If you have a physical store, people assume that you’re online as well. Setting up an online storefront with items for sale and giving consumers the means to shop and pay online is the essential minimum. An app for mobile phones and a page on popular social media take your online presence to the next level.

Manage inventory efficiently and reduce delivery costs

People buying online and then picking up in store further necessitates robust inventory management. You will need to ensure the items you sell online are available for pick-up and set aside for customers so they have the best overall experience. Being able to track your stock on hand and have a clear line of sight with suppliers on the availability of high-demand items will save time and money.

Having financial flexibility is also important, especially in these tough times. Renegotiate payment terms with suppliers and scale delivery up and down to stay efficient and preserve cash flow.

Connect and communicate with your customers

Your presence on social media connects you with your customers and keeps your goods and services on their radar. Your online channels let you offer gift cards, discounts and buy-now, enjoy-later promotions that build loyalty and your brand.

You can also remind customers of saved carts and drive them to complete purchases. As part of the interaction, encourage people to leave reviews and share their experiences to build an even bigger and stronger customer base.

Maintain working capital resiliency

Getting access to credit, loans and disbursements such as grants or subsidies from governments and NGOs is critically important. In these times, you need to manage cash flow even more carefully and work towards building up incremental reserves as a financial cushion that can avert disaster. 

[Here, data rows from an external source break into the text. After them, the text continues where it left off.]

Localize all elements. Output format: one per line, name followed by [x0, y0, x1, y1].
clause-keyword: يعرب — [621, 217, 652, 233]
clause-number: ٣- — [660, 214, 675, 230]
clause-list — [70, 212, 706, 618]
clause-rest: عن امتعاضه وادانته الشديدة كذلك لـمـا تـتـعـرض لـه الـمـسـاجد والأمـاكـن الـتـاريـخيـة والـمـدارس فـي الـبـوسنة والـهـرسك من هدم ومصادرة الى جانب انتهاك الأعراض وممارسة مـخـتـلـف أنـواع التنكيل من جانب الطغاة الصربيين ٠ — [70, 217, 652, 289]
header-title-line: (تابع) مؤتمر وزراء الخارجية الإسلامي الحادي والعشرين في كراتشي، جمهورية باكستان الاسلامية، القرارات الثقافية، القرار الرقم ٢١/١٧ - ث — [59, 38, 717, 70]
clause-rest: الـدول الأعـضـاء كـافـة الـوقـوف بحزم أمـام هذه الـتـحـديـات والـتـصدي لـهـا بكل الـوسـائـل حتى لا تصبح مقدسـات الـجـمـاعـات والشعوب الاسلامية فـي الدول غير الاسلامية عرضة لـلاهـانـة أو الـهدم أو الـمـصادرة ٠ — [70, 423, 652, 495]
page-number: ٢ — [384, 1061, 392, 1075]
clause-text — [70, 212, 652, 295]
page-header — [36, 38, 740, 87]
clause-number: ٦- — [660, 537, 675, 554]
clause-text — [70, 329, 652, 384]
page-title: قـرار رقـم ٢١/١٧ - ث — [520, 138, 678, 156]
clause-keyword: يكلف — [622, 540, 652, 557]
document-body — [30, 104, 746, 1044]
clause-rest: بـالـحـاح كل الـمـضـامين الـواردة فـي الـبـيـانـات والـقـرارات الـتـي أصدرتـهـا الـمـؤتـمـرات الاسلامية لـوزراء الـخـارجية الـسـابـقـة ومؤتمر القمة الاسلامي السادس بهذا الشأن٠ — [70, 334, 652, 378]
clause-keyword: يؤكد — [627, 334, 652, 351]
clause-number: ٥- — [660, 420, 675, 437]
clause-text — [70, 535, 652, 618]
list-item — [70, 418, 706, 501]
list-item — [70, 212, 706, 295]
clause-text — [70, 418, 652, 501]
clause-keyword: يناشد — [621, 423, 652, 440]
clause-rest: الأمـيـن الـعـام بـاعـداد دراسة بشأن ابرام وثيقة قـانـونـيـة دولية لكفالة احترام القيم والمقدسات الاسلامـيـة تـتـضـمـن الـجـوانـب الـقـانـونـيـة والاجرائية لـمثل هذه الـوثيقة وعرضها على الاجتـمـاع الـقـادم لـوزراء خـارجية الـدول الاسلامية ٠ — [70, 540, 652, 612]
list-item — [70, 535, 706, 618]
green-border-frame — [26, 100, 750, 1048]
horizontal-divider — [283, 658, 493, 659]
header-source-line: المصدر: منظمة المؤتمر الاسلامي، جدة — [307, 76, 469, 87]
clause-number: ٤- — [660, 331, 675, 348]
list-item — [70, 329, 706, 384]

It can be tough for small businesses to get loans and credit, which demands creativity and good digital record-keeping to establish your worthiness. Some banks and fintechs cater to small businesses, so show well-documented cash flow, expenses, revenues, on-time bill payments, inventory and supplier deliveries to prove your financial performance.

Once you have the funding via credit, loans or disbursements, you need immediate access to it. Payment systems that move the money electronically and swiftly are increasingly important, along with getting money onto pre-paid payroll and stimulus cards that can be used for purchases right away. 

Operate in real time

When cash flow becomes tight, managing expenses and having better visibility of financial performance become critically important. Digital solutions with electronic invoicing and instant access to accounts receivable and payable data will give you a more informed view to make the right decisions.

Real-time payments and fintech solutions that allow you to pay any type of invoice can also help you manage cash flow, expenses and operations. Take the example of payment on delivery, when a merchant delivers goods and gets paid in cash by customers. The volume of cash builds up over the day, raising the risk of loss or theft, requiring frequent trips to the bank and consuming valuable time to reconcile the cash payments with the goods delivered.

Digital payments and data tracking eliminate the hassles, streamline operations and provide access to electronic funds instantly, securely and round the clock so you can focus on running your business more efficiently and profitably.

Preparing for the future starts now

There really is no doubt that the future is digital and that the shifts in consumer preferences, behavior and expectations are here to stay.

Many merchants have been caught off-guard by the rapid disruption and lack the skills and knowledge to join the digital economy. Luckily, there are cost-efficient solutions, expert advisors and learning materials to help small businesses get online, increase revenue across all channels, digitize payments, manage cash flow and expenses tightly and get access to credit and working capital.

At Mastercard, we’re working with unprecedented urgency to help small businesses now – including our $250 million pledge of support and our expanded commitment to financial inclusion – while also ensuring they have the right tools and the most valuable insights to make the most of the digital future.